エレキギターと壊れたスピーカー

 当時エレキギターから連想するかっこいい音楽とはロックンロールだった。革ジャンやリーゼントヘアーできめた暴走族とロックンロールはマッチしており、エレキ=不良のイメージがあったと思う。世間に背を向けて悪を貫く暴走族は、爆音を上げるバイクに乗り、ステージに立てばロックンローラーに変身する、そういうイメージがあった。こういう音楽をかっこよく演奏できれば、世の女性は皆、俺の方を振り向くと考えた私のような若者が結構いたと思う。現在おじさんになってしまっても、矢沢永吉のコンサートに行って大騒ぎをする人がいるが、当時のロックンロールはすさまじい印象を若者に与えた。

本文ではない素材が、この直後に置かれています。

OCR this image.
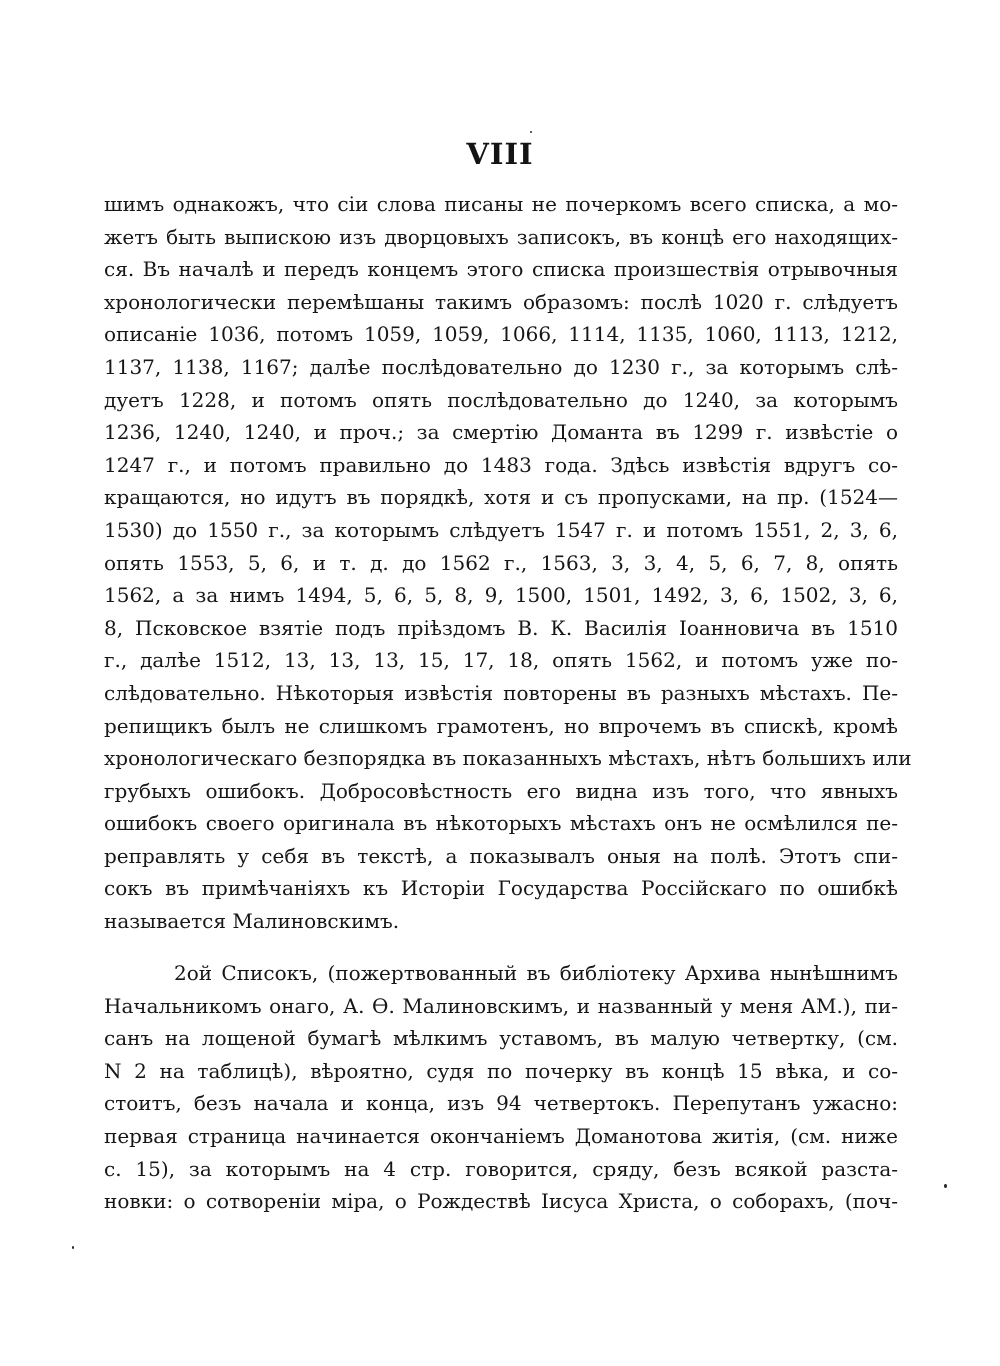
VIII
шимъ однакожъ, что сіи слова писаны не почеркомъ всего списка, а мо-
жетъ быть выпискою изъ дворцовыхъ записокъ, въ концѣ его находящих-
ся. Въ началѣ и передъ концемъ этого списка произшествія отрывочныя
хронологически перемѣшаны такимъ образомъ: послѣ 1020 г. слѣдуетъ
описаніе 1036, потомъ 1059, 1059, 1066, 1114, 1135, 1060, 1113, 1212,
1137, 1138, 1167; далѣе послѣдовательно до 1230 г., за которымъ слѣ-
дуетъ 1228, и потомъ опять послѣдовательно до 1240, за которымъ
1236, 1240, 1240, и проч.; за смертію Доманта въ 1299 г. извѣстіе о
1247 г., и потомъ правильно до 1483 года. Здѣсь извѣстія вдругъ со-
кращаются, но идутъ въ порядкѣ, хотя и съ пропусками, на пр. (1524—
1530) до 1550 г., за которымъ слѣдуетъ 1547 г. и потомъ 1551, 2, 3, 6,
опять 1553, 5, 6, и т. д. до 1562 г., 1563, 3, 3, 4, 5, 6, 7, 8, опять
1562, а за нимъ 1494, 5, 6, 5, 8, 9, 1500, 1501, 1492, 3, 6, 1502, 3, 6,
8, Псковское взятіе подъ пріѣздомъ В. К. Василія Іоанновича въ 1510
г., далѣе 1512, 13, 13, 13, 15, 17, 18, опять 1562, и потомъ уже по-
слѣдовательно. Нѣкоторыя извѣстія повторены въ разныхъ мѣстахъ. Пе-
репищикъ былъ не слишкомъ грамотенъ, но впрочемъ въ спискѣ, кромѣ
хронологическаго безпорядка въ показанныхъ мѣстахъ, нѣтъ большихъ или
грубыхъ ошибокъ. Добросовѣстность его видна изъ того, что явныхъ
ошибокъ своего оригинала въ нѣкоторыхъ мѣстахъ онъ не осмѣлился пе-
реправлять у себя въ текстѣ, а показывалъ оныя на полѣ. Этотъ спи-
сокъ въ примѣчаніяхъ къ Исторіи Государства Россійскаго по ошибкѣ
называется Малиновскимъ.
2ой Списокъ, (пожертвованный въ библіотеку Архива нынѣшнимъ
Начальникомъ онаго, А. Ѳ. Малиновскимъ, и названный у меня АМ.), пи-
санъ на лощеной бумагѣ мѣлкимъ уставомъ, въ малую четвертку, (см.
N 2 на таблицѣ), вѣроятно, судя по почерку въ концѣ 15 вѣка, и со-
стоитъ, безъ начала и конца, изъ 94 четвертокъ. Перепутанъ ужасно:
первая страница начинается окончаніемъ Доманотова житія, (см. ниже
с. 15), за которымъ на 4 стр. говорится, сряду, безъ всякой разста-
новки: о сотвореніи міра, о Рождествѣ Іисуса Христа, о соборахъ, (поч-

新御三家として一世を風靡した野口五郎は、歌合戦を勝ち抜いてプロ歌手としてデビューした。この歌合戦で優勝者の彼が選んだのはエレキギターだった。ほとんどの優勝者が当時の高嶺の花であったカラーテレビやステレオを選んだのに、彼はエレキギターを選んだ。その位高価なものだったということである。しかしエレキギターには、ここからさらに金がかかる。それはあの大音響を出すためのアンプ&スピーカーが必要なことである。あれだけの大音響を出せば、やわなアンプではすぐにスピーカーが故障してしまう。私も高校時代に人からエレキギターを借りた。しかしアンプがなかったので大きな音を出せなかった。唯一音を出す方法は自前のステレオのアンプにつないで演奏することだった。スピーカーが吹っ飛ぶので、あまり大きい音は出すなと言われていたが、つい調子に乗って演奏するうちに気が付くとスピーカーは風邪でガラガラ声になった歌手のような音を出していた。